In Regierungskreise räumt man ein, dass längst ein Image-Schaden entstanden ist: Als "verheerendes Signal" sah man etwa in Brüssel den deutschen Exportvorbehalt für medizinische Schutzgüter an, den das Wirtschaftsministerium am 4. März erlassen hatte. Es sei fälschlicherweise der Eindruck eines "Deutschland first" entstanden. Zwar verhängten auch andere Länder wie Frankreich einen Ausfuhrstopp für Schutzausrüstung. "Aber die Hauptaufmerksamkeit liegt nun einmal auf Deutschland als stärkstem EU-Land", sagt ECFR-Expertin Puglierin.

In der Krise wächst der Egoismus

Deutschland war zudem bereits in der Finanz- und Eurokrise sowie der Flüchtlingskrise etwa in Südeuropa vorgeworfen worden, stärker national als europäisch zu handeln, und wird seitdem misstrauisch beäugt. Dazu kommt der Eindruck, dass Deutschland mit bisher deutlich weniger Coronavirus-Toten weniger dramatisch betroffen ist als Italien, Spanien oder Frankreich.

Deshalb hatte der deutsche Bundespräsident Frank-Walter Steinmeier seinem italienischen Kollegen schon am 20. März einen handschriftlichen Brief geschrieben, um ihm die deutsche Solidarität zu versichern - und auf praktische Hilfe hinzuweisen. Sergio Mattarella mahnte in seinem Antwortbrief neben dem Dank prompt, dass "wir einen wirklich europäischen Geist konkreter Solidarität" brauchen.

Exportvorbehalt aufgehoben

Tatsächlich läuft jetzt eine breite grenzüberschreitende Hilfe an, was auch SPD-Fraktionschef Rolf Mützenich am Mittwoch lobte: So wurde der Exportvorbehalt für Schutzausrüstung für EU-Partnerländer vergangene Woche wieder aufgehoben - allerdings erst auf Druck der EU-Kommission. Nordrhein-Westfalen, Baden-Württemberg, das Saarland, Rheinland-Pfalz und Sachsen versorgen nun einige französische und italienische Corona-Kranke. Und das deutsche Gesundheitsministerium hat Italien vergangene Woche 300 Beatmungsgeräte zugesagt.

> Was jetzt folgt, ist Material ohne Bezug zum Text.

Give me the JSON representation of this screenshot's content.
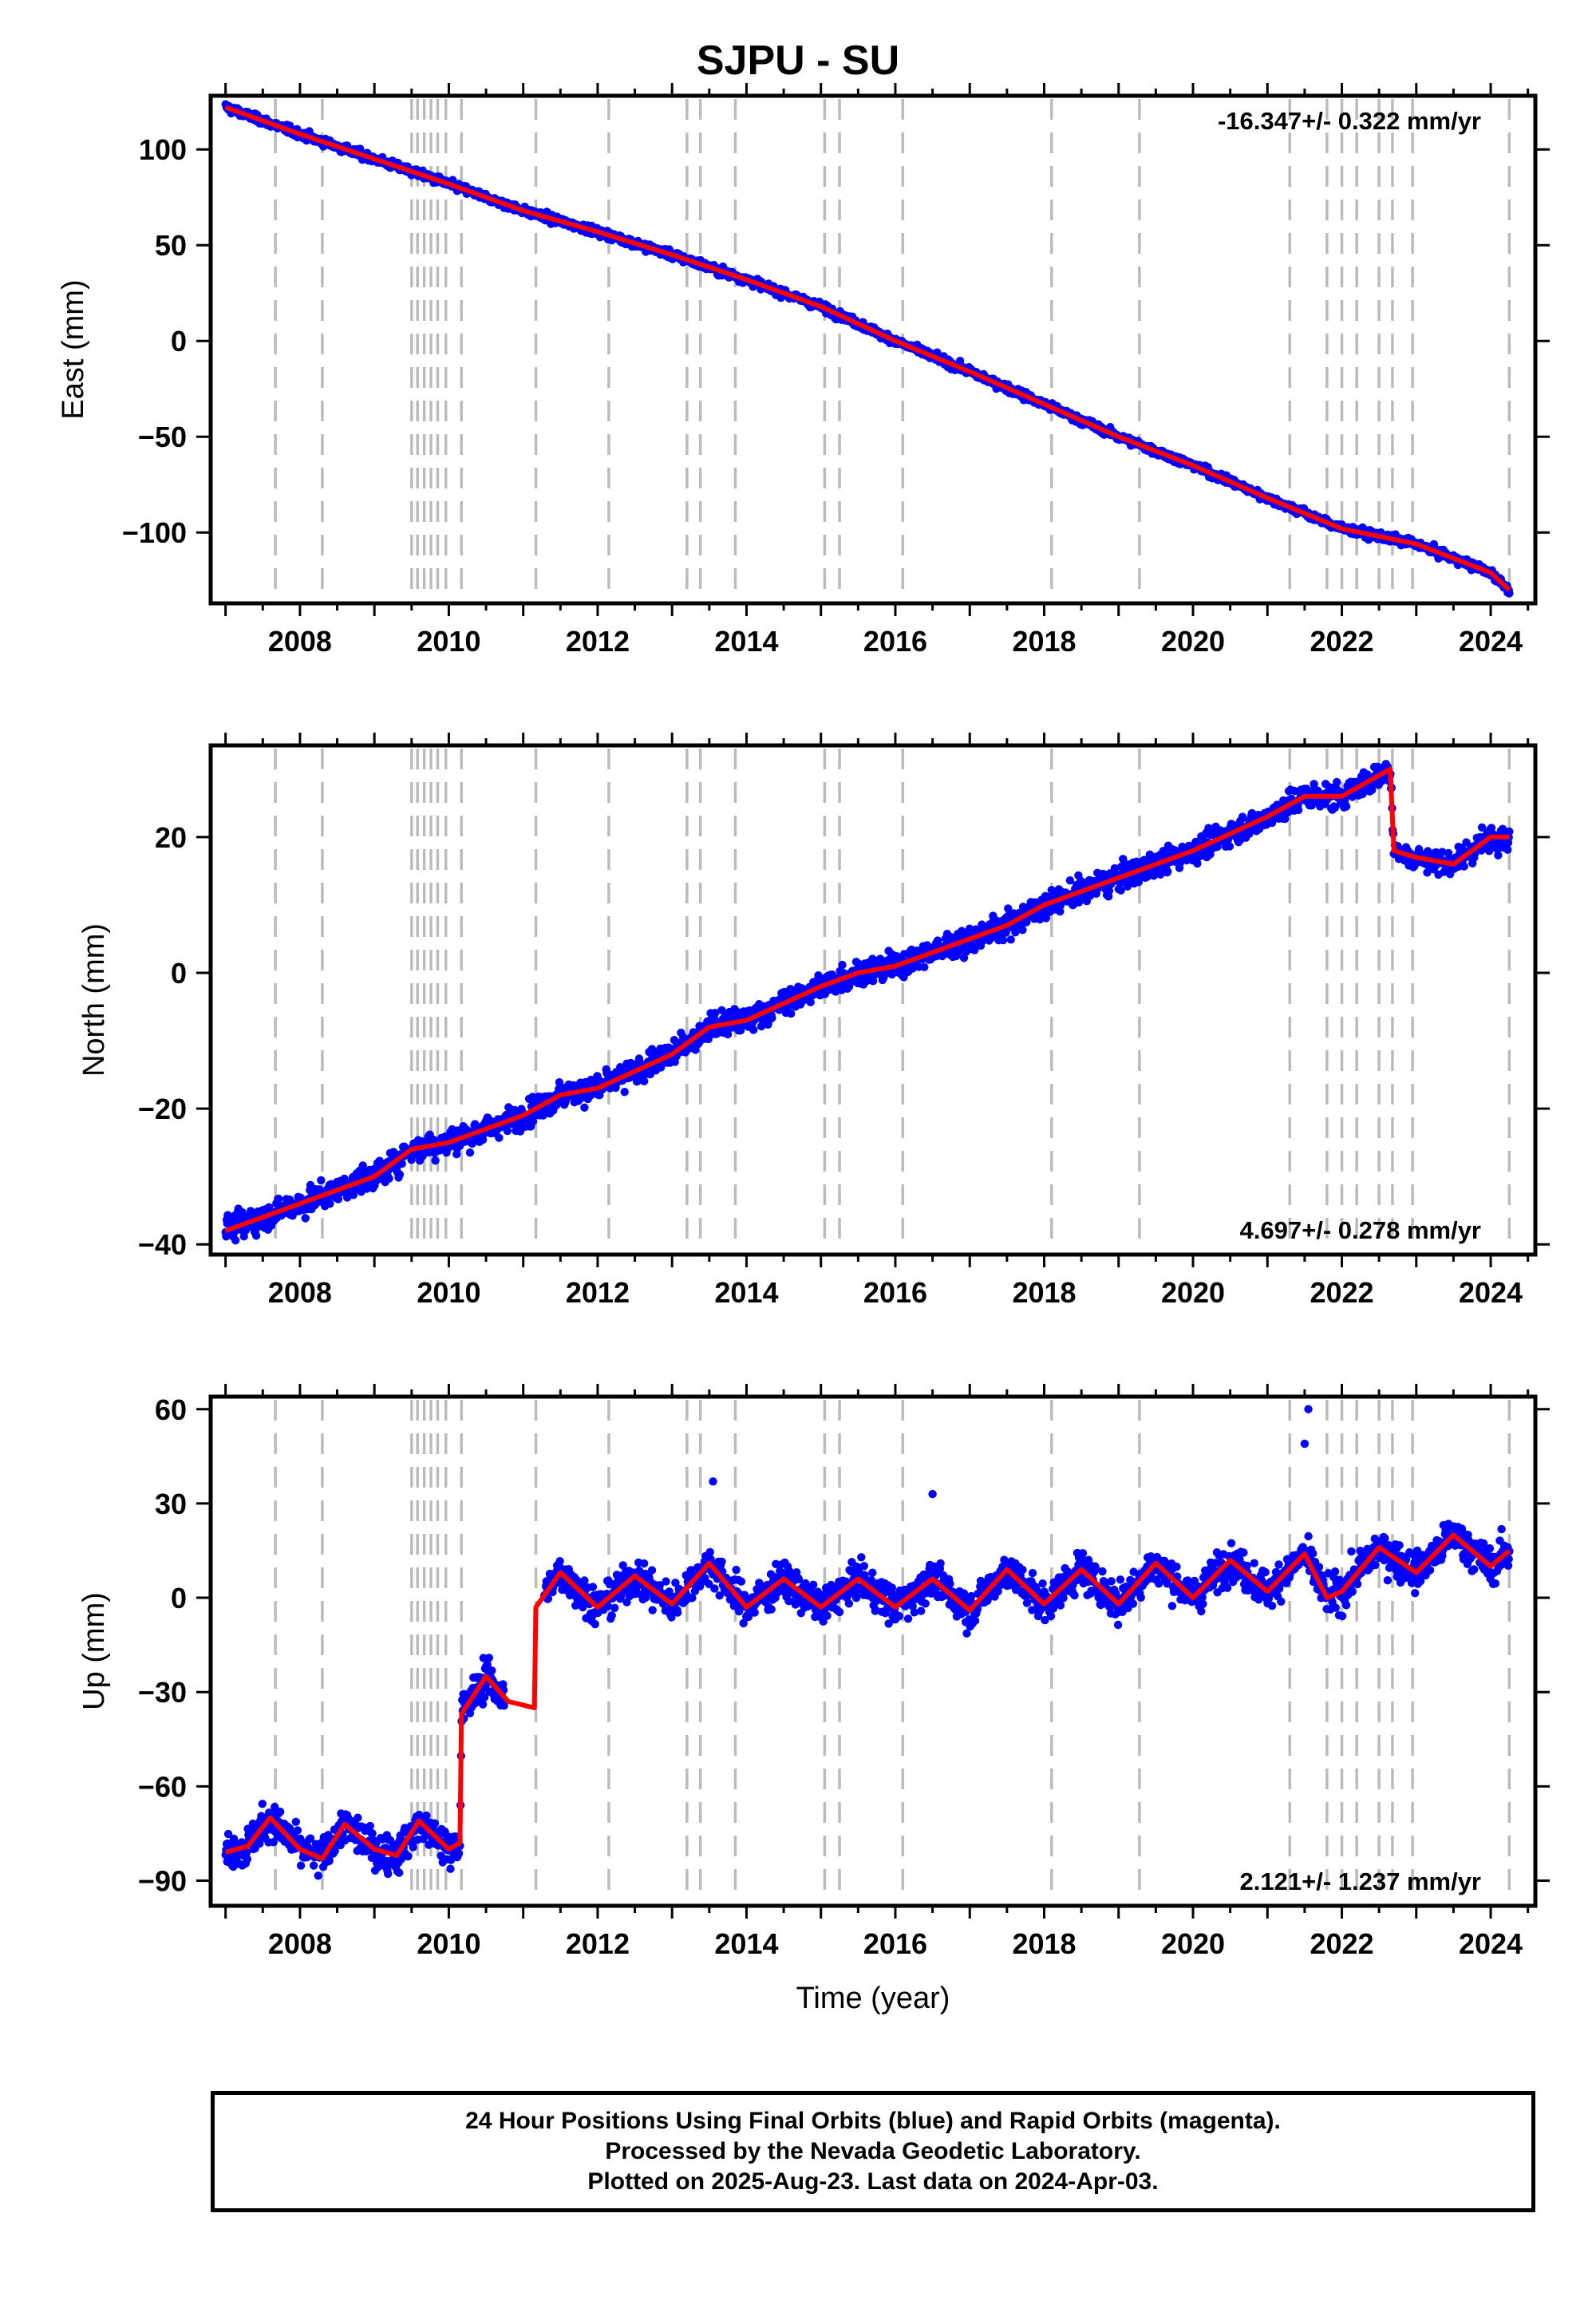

ECFR-Expertin Puglierin verwies darauf, dass Kuba, Russland und China ihre medizinischen Hilfen für Italien sehr medienwirksam verkauften. So entstehe der Eindruck, dass nur außereuropäische Länder Solidarität zeigten.

"Wenn die Kanzlerin redet, hört ganz Europa zu"

Puglierin bedauert zudem, dass Kanzlerin Angela Merkel in ihrer Ansprache an die Nation Europa nicht erwähnt habe. "Dabei ist klar: Wenn die Kanzlerin redet, hört ganz Europa zu." So verständlich es sei, die Deutschen auf die Dramatik der Lage im Land einzuschwören, so sehr müsse Merkel die Deutschen aber auch auf die bevorstehende Debatte in Europa vorbereiten. "Denn bisher gehörte Deutschland etwa in der Debatte um eine engere europäische Zusammenarbeit in der Gesundheitspolitik immer zu den Bremsern", sagt die EU-Expertin.